Presently she felt she loved him. Her flesh called to his: learned to miss him: tingled with expectation at his approach. And he was always there. Before work, at lunchtime, after work. In the middle of the night. If work called him away there were flowers and phone calls. Sometimes she wondered if the love she felt was a mental haziness induced by lack of sleep.
‘Has he taken you to meet his mother?’ asked Irma, and shook her head dubiously when Praxis said he had not. Sometimes Praxis wanted to be Ivor’s wife; sometimes she did not.
‘Anyway,’ said Irma, ‘it doesn’t matter to us. Phillip’s changed firms. He’s making boring documentaries now, of a sociological nature: he’s lost all interest in soup mixes. I think I preferred the old days. At least people laughed at the dinner table, and noticed what they ate. These days they just drone on, and use their soup spoons to eat the pudding.’
Praxis was offered a job in the Research Department at the BBC. She accepted. Ivor was angry. It meant a small drop in her salary but good prospects of promotion.
‘It’s a waste of time,’ he said. ‘You’ll have to work far too hard for not nearly enough money. They’re only taking advantage of you. You must turn it down. You’re happy where you are.’
Ivor liked to have Praxis where he could see her; where he was accustomed to seeing her, flanked by girls on either side. In the Research Department she worked for men, amongst men.
‘I’ll do as I choose,’ said Praxis. ‘We’re not married.’
He did not see her for two days. She cried in bed; and wondered where Colleen was, and whether she still cried at night, or whether she was happy water-skiing on Bondi Beach, amongst the sharks, and if the Pacific winds had blown Michael’s asthma clean away.

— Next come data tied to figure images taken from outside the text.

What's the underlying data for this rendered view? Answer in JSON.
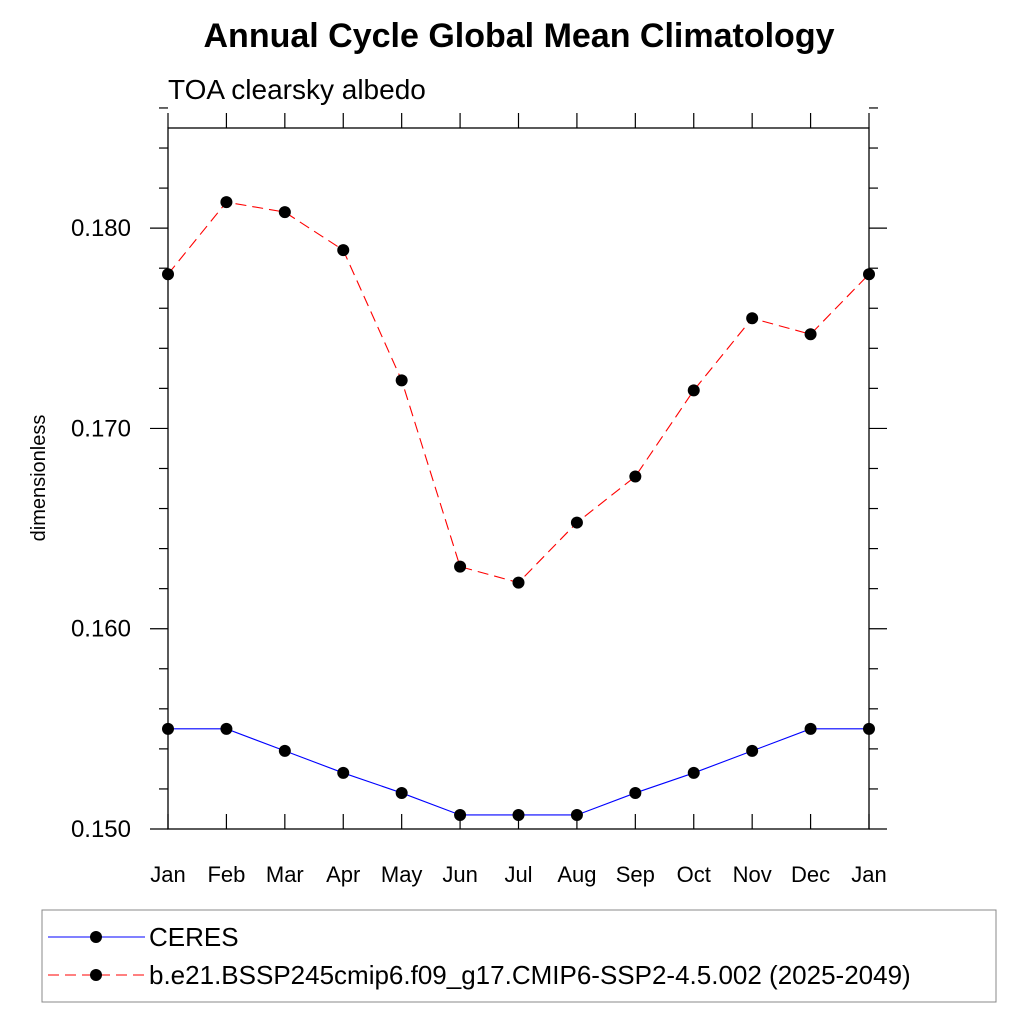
{
  "chart_data": {
    "type": "line",
    "title": "Annual Cycle Global Mean Climatology",
    "subtitle": "TOA clearsky albedo",
    "xlabel": "",
    "ylabel": "dimensionless",
    "categories": [
      "Jan",
      "Feb",
      "Mar",
      "Apr",
      "May",
      "Jun",
      "Jul",
      "Aug",
      "Sep",
      "Oct",
      "Nov",
      "Dec",
      "Jan"
    ],
    "ylim": [
      0.15,
      0.185
    ],
    "y_ticks": [
      0.15,
      0.16,
      0.17,
      0.18
    ],
    "y_tick_labels": [
      "0.150",
      "0.160",
      "0.170",
      "0.180"
    ],
    "grid": false,
    "legend_position": "bottom",
    "series": [
      {
        "name": "CERES",
        "values": [
          0.155,
          0.155,
          0.1539,
          0.1528,
          0.1518,
          0.1507,
          0.1507,
          0.1507,
          0.1518,
          0.1528,
          0.1539,
          0.155,
          0.155
        ],
        "color": "#0000ff",
        "style": "solid",
        "marker": "circle"
      },
      {
        "name": "b.e21.BSSP245cmip6.f09_g17.CMIP6-SSP2-4.5.002 (2025-2049)",
        "values": [
          0.1777,
          0.1813,
          0.1808,
          0.1789,
          0.1724,
          0.1631,
          0.1623,
          0.1653,
          0.1676,
          0.1719,
          0.1755,
          0.1747,
          0.1777
        ],
        "color": "#ff0000",
        "style": "dashed",
        "marker": "circle"
      }
    ]
  }
}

Ivor came back, as if nothing had happened; except that he slapped her once or twice during their love-making. Praxis had won, in a way: but she knew from the occasional sad expression on his face that he had considered asking her to marry him and decided against it. She was not a suitable wife for a rising business executive. Suitable wives were virgins, or all but virgins; they did not have complex pasts and unhappy childhoods, best not spoken about: they did not take jobs which went against a prospective husband’s grain.
Praxis liked her new job. She would do all the work required on this programme or that, quickly and easily, and her immediate superior would get his name on the screen. She did not mind. She thought that to have it there would only upset Ivor the more.
Willy, on one of the few occasions that Praxis now visited Brighton—for Ivor liked to take her out to lunch on Saturdays, and to the pictures on Sunday—remarked that Praxis had become rather boring. She hoped that it was jealousy speaking, but feared that he was right. Certainly, when she was with Willy and Carla, she seemed to have nothing to say. She had lost her dread of Holden Road, but at the same time it no longer seemed like home. She had no rights in it. The whole house sparkled and gleamed: Carla sang as she serviced it. The garden was neat: the drive was weed-free. Willy’s bike was oiled. The front door opened easily. All this Carla accomplished, as well as working in Willy’s canteen. Willy bought Carla fabric in the markets, and she made it up into clothes for Mary, which lay properly ironed and neatly folded in the drawers. In Praxis’ day Mary’s drawers had been a jumble of mostly unwearable garments, shrunk vests, and single socks.